La jeune fille poussa un petit cri de terreur et fit un bond sur le côté pour s'éloigner de cette horrible apparition. Unster ricana et braqua sa lampe vers le sol.

« T'es vraiment con ! S'égosilla-t-elle ne le fusillant du regard.

_ Et toi t'es vraiment trouillarde ! Répliqua le résistant sans se départir de son sourire.

_ Eh ben c'est comme ça !

_ Vous avez finis de faire vos gamins ? C'est moi la plus jeune et pourtant j'ai l'impression d'avoir affaire à deux enfants de cinq ans ! »

Les deux autres boudèrent environ deux secondes et demi. Miki leva les yeux au ciel et leur tourna le dos pour continuer à progresser dans le tunnel. Au bout d'un moment, ils arrivèrent à une porte en métal. Miki sortit d'une petite clé de sa poche et ouvrit une petite cache dans la porte qui donna accès à un code. Elle tapa un code et la porte s'ouvrit. Derrière la porte blindée se trouvait une grande pièce faiblement éclairée remplie de matériel et d'armes volées lors du détournement du convoi.

« Joli ! Fit Unster en poussant un sifflement admiratif.

_ N'est-ce pas ? Répliqua Miki avec fierté.

_ Pas la peine de prendre cet air fier, Miki, grommela Lizzy qui boudait toujours un peu. Tu n'as même pas participé au détournement.
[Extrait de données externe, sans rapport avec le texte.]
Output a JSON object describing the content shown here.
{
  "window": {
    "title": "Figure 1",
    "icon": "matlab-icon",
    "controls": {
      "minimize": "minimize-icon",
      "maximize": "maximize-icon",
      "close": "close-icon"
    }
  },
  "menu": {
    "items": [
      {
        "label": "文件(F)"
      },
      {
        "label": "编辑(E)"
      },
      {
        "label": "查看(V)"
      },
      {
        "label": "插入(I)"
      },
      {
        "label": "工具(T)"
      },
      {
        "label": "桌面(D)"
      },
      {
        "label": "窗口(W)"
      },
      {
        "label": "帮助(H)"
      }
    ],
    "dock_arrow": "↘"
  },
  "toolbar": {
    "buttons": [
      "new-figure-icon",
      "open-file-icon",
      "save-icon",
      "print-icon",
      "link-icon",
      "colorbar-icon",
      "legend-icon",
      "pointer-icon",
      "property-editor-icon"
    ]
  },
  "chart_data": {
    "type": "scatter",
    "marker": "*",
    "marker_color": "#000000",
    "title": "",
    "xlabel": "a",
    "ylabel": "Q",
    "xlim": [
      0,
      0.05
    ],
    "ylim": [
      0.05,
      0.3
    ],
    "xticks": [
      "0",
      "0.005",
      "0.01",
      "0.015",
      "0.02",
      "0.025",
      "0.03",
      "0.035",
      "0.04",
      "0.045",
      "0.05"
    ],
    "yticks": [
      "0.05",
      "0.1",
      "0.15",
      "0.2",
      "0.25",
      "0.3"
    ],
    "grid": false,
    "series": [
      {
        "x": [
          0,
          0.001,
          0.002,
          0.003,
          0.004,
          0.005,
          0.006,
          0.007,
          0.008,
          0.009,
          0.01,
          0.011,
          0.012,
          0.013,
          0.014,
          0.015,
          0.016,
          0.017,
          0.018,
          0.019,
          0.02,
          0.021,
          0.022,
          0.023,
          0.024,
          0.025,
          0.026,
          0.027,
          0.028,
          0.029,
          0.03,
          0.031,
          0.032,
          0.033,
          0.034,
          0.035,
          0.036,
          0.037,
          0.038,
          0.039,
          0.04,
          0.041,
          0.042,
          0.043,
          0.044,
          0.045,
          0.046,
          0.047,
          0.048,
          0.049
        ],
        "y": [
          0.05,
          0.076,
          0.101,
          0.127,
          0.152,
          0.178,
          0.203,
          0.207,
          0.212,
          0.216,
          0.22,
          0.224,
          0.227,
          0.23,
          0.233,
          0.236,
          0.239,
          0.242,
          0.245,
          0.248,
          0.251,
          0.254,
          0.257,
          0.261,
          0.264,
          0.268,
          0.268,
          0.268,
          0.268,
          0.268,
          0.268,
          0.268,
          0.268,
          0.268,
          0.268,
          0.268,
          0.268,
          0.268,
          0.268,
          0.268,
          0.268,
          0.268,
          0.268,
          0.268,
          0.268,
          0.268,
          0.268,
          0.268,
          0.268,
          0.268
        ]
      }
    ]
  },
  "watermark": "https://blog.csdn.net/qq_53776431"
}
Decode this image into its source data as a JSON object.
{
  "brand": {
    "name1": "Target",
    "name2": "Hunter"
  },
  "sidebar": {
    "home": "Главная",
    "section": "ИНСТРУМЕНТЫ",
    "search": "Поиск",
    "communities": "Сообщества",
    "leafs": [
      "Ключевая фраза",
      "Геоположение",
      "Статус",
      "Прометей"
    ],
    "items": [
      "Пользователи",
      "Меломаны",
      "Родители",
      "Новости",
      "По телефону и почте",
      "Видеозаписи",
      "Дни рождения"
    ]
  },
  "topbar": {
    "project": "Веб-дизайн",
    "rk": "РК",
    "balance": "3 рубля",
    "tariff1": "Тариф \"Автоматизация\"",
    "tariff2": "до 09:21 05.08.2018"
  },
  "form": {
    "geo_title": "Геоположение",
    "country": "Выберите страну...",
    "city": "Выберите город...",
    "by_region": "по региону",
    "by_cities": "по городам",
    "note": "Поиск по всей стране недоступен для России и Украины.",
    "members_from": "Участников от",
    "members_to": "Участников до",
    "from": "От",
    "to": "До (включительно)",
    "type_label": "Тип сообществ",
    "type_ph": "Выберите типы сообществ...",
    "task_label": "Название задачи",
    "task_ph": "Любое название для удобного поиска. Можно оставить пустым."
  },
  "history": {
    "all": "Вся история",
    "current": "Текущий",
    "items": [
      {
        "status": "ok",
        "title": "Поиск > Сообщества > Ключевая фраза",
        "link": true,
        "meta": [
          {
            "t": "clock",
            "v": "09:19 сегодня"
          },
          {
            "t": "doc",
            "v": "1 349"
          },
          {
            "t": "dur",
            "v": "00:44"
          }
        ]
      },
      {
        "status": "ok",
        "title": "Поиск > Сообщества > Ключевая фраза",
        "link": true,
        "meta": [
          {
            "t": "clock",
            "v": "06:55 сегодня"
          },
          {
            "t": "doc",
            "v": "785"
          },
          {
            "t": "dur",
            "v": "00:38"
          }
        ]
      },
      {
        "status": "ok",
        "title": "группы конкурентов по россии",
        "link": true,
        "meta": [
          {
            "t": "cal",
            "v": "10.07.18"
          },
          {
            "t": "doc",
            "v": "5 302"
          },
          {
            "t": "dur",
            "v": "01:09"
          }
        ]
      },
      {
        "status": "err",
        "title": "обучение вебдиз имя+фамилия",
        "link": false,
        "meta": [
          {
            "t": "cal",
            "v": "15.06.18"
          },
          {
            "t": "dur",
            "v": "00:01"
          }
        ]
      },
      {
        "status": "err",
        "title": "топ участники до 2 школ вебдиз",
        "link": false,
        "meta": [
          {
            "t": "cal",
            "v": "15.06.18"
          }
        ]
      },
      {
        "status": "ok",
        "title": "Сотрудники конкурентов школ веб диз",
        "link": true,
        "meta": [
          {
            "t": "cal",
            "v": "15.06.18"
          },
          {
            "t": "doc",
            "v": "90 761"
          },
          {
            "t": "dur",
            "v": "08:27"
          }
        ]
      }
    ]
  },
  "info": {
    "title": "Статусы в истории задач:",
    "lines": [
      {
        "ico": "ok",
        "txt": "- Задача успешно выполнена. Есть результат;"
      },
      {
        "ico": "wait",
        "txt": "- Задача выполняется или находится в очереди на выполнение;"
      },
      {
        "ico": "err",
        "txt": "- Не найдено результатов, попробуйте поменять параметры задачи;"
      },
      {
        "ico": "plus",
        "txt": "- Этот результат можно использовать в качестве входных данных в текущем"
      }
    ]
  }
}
_ Et ça se voit ! Si j'avais été là, l'armée n'aurait pas récupéré la moitié de la cargaison. En tout cas pas si rapidement. Et de toute façon il faut bien quelqu'un pour garder la planque.

_ Bon, j'ai une liste de matériel à récupérer, les informa Unster en consultant son téléphone. Vous connaissez bien ce dépôt alors trouvez moi tout ça. »

Il tendit le portable vers elles pour qu'elles puissent lire puis les deux jeunes filles se mirent au travail.

...

Gydias sortit du bureau du Commissaire épuisé mais heureux. Il boitait un peu mais il s'en fichait. Les deux dernières heures avaient été éprouvantes, bien que très agréables, mais son supérieur semblait insatiable et le lieutenant avait craint de ne pas être à la hauteur. Mais le Commissaire avait fini par s'écrouler sur lui, en nage et Gydias avait faillit mourir étouffé. Ce qui ne l'aurait pas dérangé, mourir écrasé par son chef après le sexe lui semblait une mort tout à fait acceptable.

Le jeune homme finit par arriver chez lui et s'effondra sur son lit, s'apprêtant à goûter un repos bien mérité, mais son téléphone sonna. Il jura et décrocha.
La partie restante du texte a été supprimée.